Acto seguido el ser infernal se transformó en un gran cuervo negro, y su maligna figura desapareció por el hueco de la ventana rota mientras desplegaba sus enormes alas emplumadas, huyendo de la escena mientras surcaba el cielo encapotado. En un momento, su imagen se convirtió en un punto gris que fue tragado por las oscuras nubes que presagiaban una tormenta muy próxima.

–¿Estáis bien, amigos? –preguntó Espectro a sus compañeros, mientras se dirigía a examinar al Obispo, que parecía estar al borde de la locura por todo lo sucedido.

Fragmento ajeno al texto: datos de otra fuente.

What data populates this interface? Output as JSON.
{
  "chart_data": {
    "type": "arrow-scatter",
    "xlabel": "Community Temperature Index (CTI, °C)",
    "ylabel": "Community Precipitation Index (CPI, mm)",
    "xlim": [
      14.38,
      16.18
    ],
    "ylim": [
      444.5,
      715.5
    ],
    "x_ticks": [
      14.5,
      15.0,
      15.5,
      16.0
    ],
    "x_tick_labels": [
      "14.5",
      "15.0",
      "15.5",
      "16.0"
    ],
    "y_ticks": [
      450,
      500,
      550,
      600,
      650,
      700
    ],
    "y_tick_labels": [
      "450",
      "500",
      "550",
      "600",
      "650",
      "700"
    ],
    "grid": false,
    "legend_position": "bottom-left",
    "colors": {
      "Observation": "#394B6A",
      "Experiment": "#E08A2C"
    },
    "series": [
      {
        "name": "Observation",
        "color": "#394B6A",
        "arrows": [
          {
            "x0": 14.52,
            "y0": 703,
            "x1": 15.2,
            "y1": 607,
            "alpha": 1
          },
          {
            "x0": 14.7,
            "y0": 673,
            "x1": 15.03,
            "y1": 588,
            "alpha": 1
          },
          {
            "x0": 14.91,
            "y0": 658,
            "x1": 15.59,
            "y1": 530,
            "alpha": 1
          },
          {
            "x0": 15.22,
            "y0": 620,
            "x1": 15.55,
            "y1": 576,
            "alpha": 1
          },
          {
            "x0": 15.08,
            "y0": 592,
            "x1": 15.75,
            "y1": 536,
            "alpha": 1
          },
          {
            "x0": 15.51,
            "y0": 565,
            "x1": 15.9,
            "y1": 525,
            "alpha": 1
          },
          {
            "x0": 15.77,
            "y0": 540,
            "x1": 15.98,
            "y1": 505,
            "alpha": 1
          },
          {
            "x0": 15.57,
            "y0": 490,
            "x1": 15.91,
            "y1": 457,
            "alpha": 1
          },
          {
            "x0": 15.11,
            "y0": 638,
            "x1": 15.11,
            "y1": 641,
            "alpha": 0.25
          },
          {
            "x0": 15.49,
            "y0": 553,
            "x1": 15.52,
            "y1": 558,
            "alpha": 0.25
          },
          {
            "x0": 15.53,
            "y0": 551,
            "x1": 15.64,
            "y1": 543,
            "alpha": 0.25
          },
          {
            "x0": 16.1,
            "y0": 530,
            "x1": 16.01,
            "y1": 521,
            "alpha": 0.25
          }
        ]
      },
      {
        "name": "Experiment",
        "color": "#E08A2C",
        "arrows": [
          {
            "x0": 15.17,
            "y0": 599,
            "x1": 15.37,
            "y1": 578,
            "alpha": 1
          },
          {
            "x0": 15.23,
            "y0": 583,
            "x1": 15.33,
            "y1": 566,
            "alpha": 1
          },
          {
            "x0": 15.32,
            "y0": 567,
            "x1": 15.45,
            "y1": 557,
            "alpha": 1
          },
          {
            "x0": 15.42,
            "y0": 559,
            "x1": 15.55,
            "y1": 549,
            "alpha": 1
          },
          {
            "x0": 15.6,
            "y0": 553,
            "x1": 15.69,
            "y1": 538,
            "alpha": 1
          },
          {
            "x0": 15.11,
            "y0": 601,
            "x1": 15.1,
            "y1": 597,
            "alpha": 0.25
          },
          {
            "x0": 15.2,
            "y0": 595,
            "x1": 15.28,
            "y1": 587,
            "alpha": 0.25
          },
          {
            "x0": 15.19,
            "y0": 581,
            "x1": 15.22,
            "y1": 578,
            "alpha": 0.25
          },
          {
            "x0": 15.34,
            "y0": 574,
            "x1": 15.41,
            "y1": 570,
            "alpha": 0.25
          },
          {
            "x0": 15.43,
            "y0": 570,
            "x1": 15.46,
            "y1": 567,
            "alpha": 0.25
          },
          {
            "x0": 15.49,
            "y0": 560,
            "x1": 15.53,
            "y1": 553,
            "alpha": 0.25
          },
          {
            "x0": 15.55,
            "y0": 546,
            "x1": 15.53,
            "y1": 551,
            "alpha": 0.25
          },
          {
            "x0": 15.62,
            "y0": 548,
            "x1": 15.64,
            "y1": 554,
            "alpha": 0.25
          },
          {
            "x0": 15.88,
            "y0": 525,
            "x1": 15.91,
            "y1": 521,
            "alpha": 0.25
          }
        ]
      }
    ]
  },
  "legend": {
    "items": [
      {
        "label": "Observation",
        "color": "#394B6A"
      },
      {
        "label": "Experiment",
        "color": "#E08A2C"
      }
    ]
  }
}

Page ayudó a Reeves, a pesar de que orgullosamente rehusaba su auxilio, y luego se dedicó a intentar apagar el fuego de la habitación utilizando un pequeño extintor sujeto a la pared. El fuego anaranjado fue rápidamente sustituido por la suave capa blanca de la espuma, y del incendio tan solo quedaron algunos restos ennegrecidos y el olor a chamuscado.

–Amigos, les presento a nuestro desconocido MGR, monseñor Lucius Ludovic, el bienamado Obispo de Hollow City –dijo solemnemente Espectro–. Y que estoy seguro de que tendrá una buena historia que contarnos, ¿no creen?

Su Ilustrísima, al cual ya no le quedaba resto alguno de dignidad, intentó balbucear algunas palabras de excusa, pero de nada le sirvió ante las miradas inquisitivas de los tres hombres que permanecían allí con él, esperando una respuesta.

Había llegado el momento de desvelar los secretos enterrados en el pasado, revelar los actos horribles que había querido mantener ocultos y que ahora volvían para atormentar su alma impura.